The conversations were seeded by a TED talk given by Peter Singer.
In this he made three main points:
- We should give more money away than we do
- We should give it where it has most impact, and that means saving lives in underdeveloped countries
- We should check that our money is spent wisely.
He also cited the Gates Foundation several times for the amount that they had given and the effectiveness of how it was being spent, e.g. in tackling malaria which kills thousands each year (an estimated 438,000 in 2015).
The arguments having been made we split into small groups and started the conversations. As is my rule, what follows is a mix of comments made by various people and edited by me after the event; it is my summary of the topic and not a record of the evening.
While it is easy to say that we should give away all the money that we do not need the problem is we do not know how much money we may need in the future, particularly if we, or somebody else in the immediate family, has a long term illness. Most of us in the room were saving money just in case and would die relatively rich.
I was also concerned about the democratic aspect. Why should the Gateses get to decide where large sum of money should be spent? If we had more taxation and more foreign aid then the process would be both more democratic and more inclusive, i.e. we would catch all the very rich people who are not doing what the Gateses are.
I was interested in the politics behind the initial assumptions.
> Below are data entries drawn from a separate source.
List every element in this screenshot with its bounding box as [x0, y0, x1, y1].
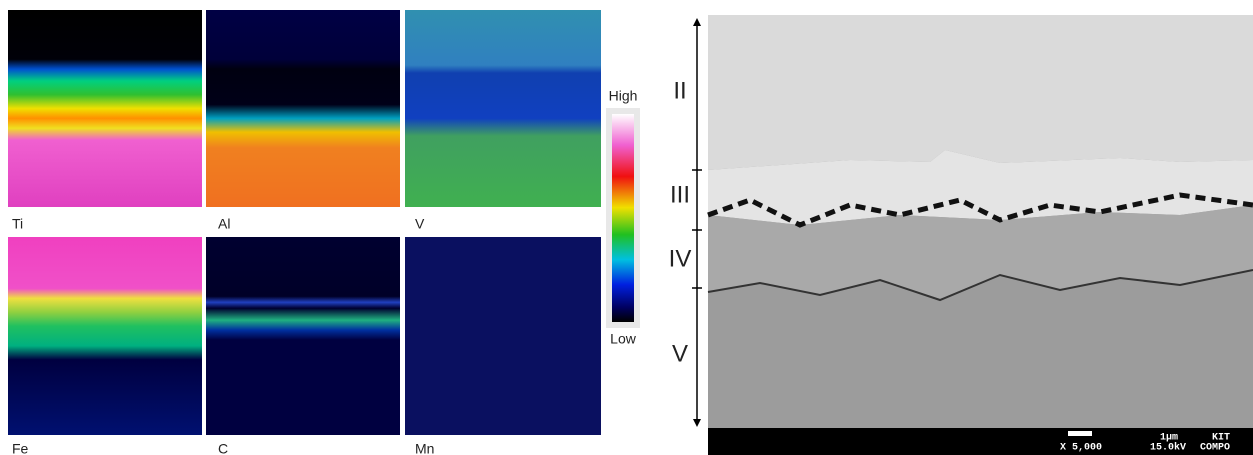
map-label: C — [218, 441, 228, 455]
map-label: Fe — [12, 441, 29, 455]
layer-label: III — [670, 181, 690, 208]
map-al — [206, 10, 400, 207]
layer-markers — [692, 20, 702, 425]
map-mn — [405, 237, 601, 435]
map-label: Mn — [415, 441, 434, 455]
colorbar-low: Low — [610, 331, 637, 347]
map-c — [206, 237, 400, 435]
map-v — [405, 10, 601, 207]
mode: COMPO — [1200, 443, 1230, 454]
magnification: X 5,000 — [1060, 443, 1102, 454]
layer-label: IV — [669, 245, 692, 272]
layer-label: II — [673, 77, 686, 104]
layer-label: V — [672, 340, 688, 367]
layer-ii — [708, 15, 1253, 170]
colorbar — [612, 114, 634, 322]
map-ti — [8, 10, 202, 207]
colorbar-high: High — [609, 88, 638, 104]
map-label: Ti — [12, 216, 23, 232]
voltage: 15.0kV — [1150, 442, 1186, 454]
figure: Ti Al V Fe C Mn High Low X 5,000 1μm KIT… — [0, 0, 1253, 455]
map-label: Al — [218, 216, 230, 232]
scale-bar — [1068, 431, 1092, 436]
map-fe — [8, 237, 202, 435]
map-label: V — [415, 216, 425, 232]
Rather than address altruism I was more interested in addressing the inequality that makes it an issue, i.e. why are we rich while they are poor?
Most, if not all, of the people in the room gave to charities that deal with quality of life issues, e.g. the arts, as well as those that deal with health and well being. While one person said at the end that they might change their mix of giving to spend less on arts most of us felt that quality of life is as important as quantity of life and that we should remain members of the National Trust, Kew Gardens, etc.
In talking about the efficiency of charities Peter Singer wanted as much money as possible to go to the needy but I deliberately give to charities that also do political campaigning, e.g. Shelter, as we need to fix the problems not just help the people caught up in them.
I also felt that charities were under more scrutiny to be efficient than most organisations. I can see waste all around me at work but nobody is monitoring us.
It was an interesting and lively set of conversations but I left with the view that Effective Altruism while much better than no altruism at all fails to address the real point which is the inequality of wealth and health.